The real culprit in spiking prices, however, is demand in the emerging markets. Producers, fearing a severe shortfall, are spending freely to assure a continued supply of the fabric, and some speculators have jumped into the volatile market. The price of cotton, as measured by National Cotton Council of America's world index, has risen from under $0.93 in June to around $1.27 a pound. The United States Department of Agriculture projects consumption in 2010 will outstrip production by around 4 million bales.
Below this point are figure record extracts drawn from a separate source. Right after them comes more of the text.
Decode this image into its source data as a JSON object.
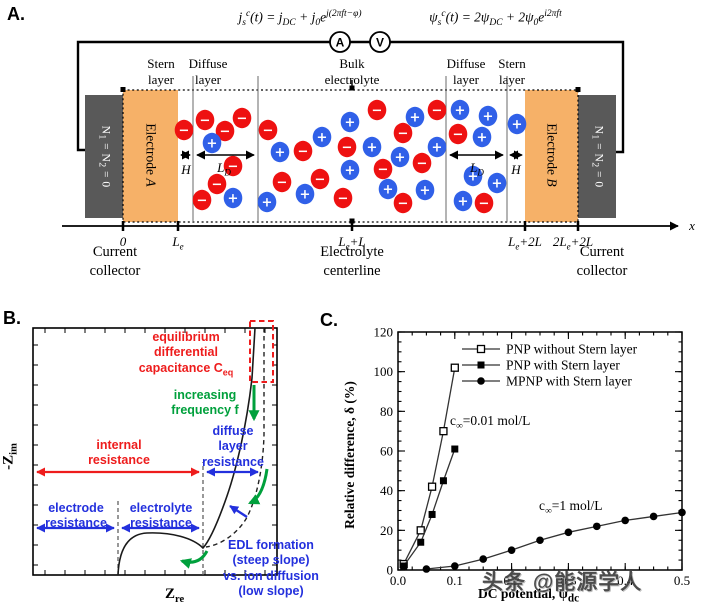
{
  "figure_labels": {
    "a": "A.",
    "b": "B.",
    "c": "C."
  },
  "watermark": "头条 @能源学人",
  "panelA": {
    "equations": {
      "current_html": "j<sub>s</sub><sup>c</sup>(t) = j<sub>DC</sub> + j<sub>0</sub>e<sup>j(2πft−φ)</sup>",
      "potential_html": "ψ<sub>s</sub><sup>c</sup>(t) = 2ψ<sub>DC</sub> + 2ψ<sub>0</sub>e<sup>i2πft</sup>"
    },
    "meters": {
      "ammeter": "A",
      "voltmeter": "V"
    },
    "layer_labels": {
      "stern_left_html": "Stern<br>layer",
      "diffuse_left_html": "Diffuse<br>layer",
      "bulk_html": "Bulk<br>electrolyte",
      "diffuse_right_html": "Diffuse<br>layer",
      "stern_right_html": "Stern<br>layer"
    },
    "electrodes": {
      "a_html": "Electrode <i>A</i>",
      "b_html": "Electrode <i>B</i>"
    },
    "collectors": {
      "left_html": "N<sub>1</sub> = N<sub>2</sub> = 0",
      "right_html": "N<sub>1</sub> = N<sub>2</sub> = 0"
    },
    "dimension_labels": {
      "h_html": "H",
      "ld_html": "L<sub>D</sub>"
    },
    "axis": {
      "tick0_html": "0",
      "tick1_html": "L<sub>e</sub>",
      "tick2_html": "L<sub>e</sub>+L",
      "tick3_html": "L<sub>e</sub>+2L",
      "tick4_html": "2L<sub>e</sub>+2L",
      "x_html": "x"
    },
    "captions": {
      "cc_left_html": "Current<br>collector",
      "center_html": "Electrolyte<br>centerline",
      "cc_right_html": "Current<br>collector"
    },
    "colors": {
      "anion": "#ee1111",
      "cation": "#3060e8",
      "electrode": "#f6b168",
      "collector": "#595959"
    },
    "ions": [
      [
        184,
        130,
        "-"
      ],
      [
        205,
        120,
        "-"
      ],
      [
        225,
        131,
        "-"
      ],
      [
        242,
        118,
        "-"
      ],
      [
        212,
        143,
        "+"
      ],
      [
        233,
        166,
        "-"
      ],
      [
        217,
        184,
        "-"
      ],
      [
        202,
        200,
        "-"
      ],
      [
        233,
        198,
        "+"
      ],
      [
        268,
        130,
        "-"
      ],
      [
        280,
        152,
        "+"
      ],
      [
        303,
        151,
        "-"
      ],
      [
        322,
        137,
        "+"
      ],
      [
        350,
        122,
        "+"
      ],
      [
        377,
        110,
        "-"
      ],
      [
        415,
        117,
        "+"
      ],
      [
        437,
        110,
        "-"
      ],
      [
        347,
        147,
        "-"
      ],
      [
        372,
        147,
        "+"
      ],
      [
        403,
        133,
        "-"
      ],
      [
        400,
        157,
        "+"
      ],
      [
        422,
        163,
        "-"
      ],
      [
        437,
        147,
        "+"
      ],
      [
        282,
        182,
        "-"
      ],
      [
        320,
        179,
        "-"
      ],
      [
        350,
        170,
        "+"
      ],
      [
        383,
        169,
        "-"
      ],
      [
        388,
        189,
        "+"
      ],
      [
        267,
        202,
        "+"
      ],
      [
        305,
        194,
        "+"
      ],
      [
        343,
        198,
        "-"
      ],
      [
        403,
        203,
        "-"
      ],
      [
        425,
        190,
        "+"
      ],
      [
        460,
        110,
        "+"
      ],
      [
        488,
        116,
        "+"
      ],
      [
        458,
        134,
        "-"
      ],
      [
        482,
        137,
        "+"
      ],
      [
        473,
        176,
        "+"
      ],
      [
        497,
        183,
        "+"
      ],
      [
        463,
        201,
        "+"
      ],
      [
        484,
        203,
        "-"
      ],
      [
        517,
        124,
        "+"
      ]
    ]
  },
  "panelB": {
    "ylabel_html": "-Z<sub>im</sub>",
    "xlabel_html": "Z<sub>re</sub>",
    "colors": {
      "red": "#ee1c1c",
      "green": "#00a03c",
      "blue": "#2330dd"
    },
    "annotations": {
      "capacitance_html": "equilibrium<br>differential<br>capacitance C<sub>eq</sub>",
      "frequency_html": "increasing<br>frequency f",
      "diffuse_html": "diffuse<br>layer<br>resistance",
      "internal_html": "internal<br>resistance",
      "electrode_html": "electrode<br>resistance",
      "electrolyte_html": "electrolyte<br>resistance",
      "edl_html": "EDL formation<br>(steep slope)<br>vs. ion diffusion<br>(low slope)"
    }
  },
  "panelC": {
    "ylabel_html": "Relative difference, δ (%)",
    "xlabel_html": "DC potential, ψ<sub>dc</sub>",
    "annotations": [
      {
        "html": "c<sub>∞</sub>=0.01 mol/L"
      },
      {
        "html": "c<sub>∞</sub>=1 mol/L"
      }
    ]
  },
  "chart_data": {
    "type": "line",
    "title": "",
    "xlabel": "DC potential, ψdc",
    "ylabel": "Relative difference, δ (%)",
    "xlim": [
      0,
      0.5
    ],
    "ylim": [
      0,
      120
    ],
    "xticks": [
      0,
      0.1,
      0.2,
      0.3,
      0.4,
      0.5
    ],
    "yticks": [
      0,
      20,
      40,
      60,
      80,
      100,
      120
    ],
    "x_minor_step": 0.025,
    "y_minor_step": 5,
    "grid": false,
    "legend_position": "top-left-inside",
    "series": [
      {
        "name": "PNP without Stern layer",
        "marker": "square-open",
        "x": [
          0.01,
          0.04,
          0.06,
          0.08,
          0.1
        ],
        "y": [
          3,
          20,
          42,
          70,
          102
        ]
      },
      {
        "name": "PNP with Stern layer",
        "marker": "square-filled",
        "x": [
          0.01,
          0.04,
          0.06,
          0.08,
          0.1
        ],
        "y": [
          2,
          14,
          28,
          45,
          61
        ]
      },
      {
        "name": "MPNP with Stern layer",
        "marker": "circle-filled",
        "x": [
          0.05,
          0.1,
          0.15,
          0.2,
          0.25,
          0.3,
          0.35,
          0.4,
          0.45,
          0.5
        ],
        "y": [
          0.5,
          2,
          5.5,
          10,
          15,
          19,
          22,
          25,
          27,
          29
        ]
      }
    ],
    "annotations": [
      {
        "text": "c∞=0.01 mol/L",
        "x": 0.1,
        "y": 72
      },
      {
        "text": "c∞=1 mol/L",
        "x": 0.27,
        "y": 32
      }
    ]
  }
}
Some companies will try to move clothing production to a cheaper venue to offset higher material costs, according to the New York Times. Others will try to shave the bottom line by switching to synthetics, but that strategy is proving dicey. The Wall Street Journal (subscription required) reports that polyester is also growing more expensive, up by as much as 25%, again due to demand of the same manufacturers looking for an alternative to cotton, as well as fluctuations in oil prices.
Where will you see the effect of the shortage? In your shorts, according to the WSJ, which reported that Hanesbrands, makers of Hanes and Playtex clothes, plans to raise prices by 3-4% this spring. Look for other clothing manufacturers to follow suit.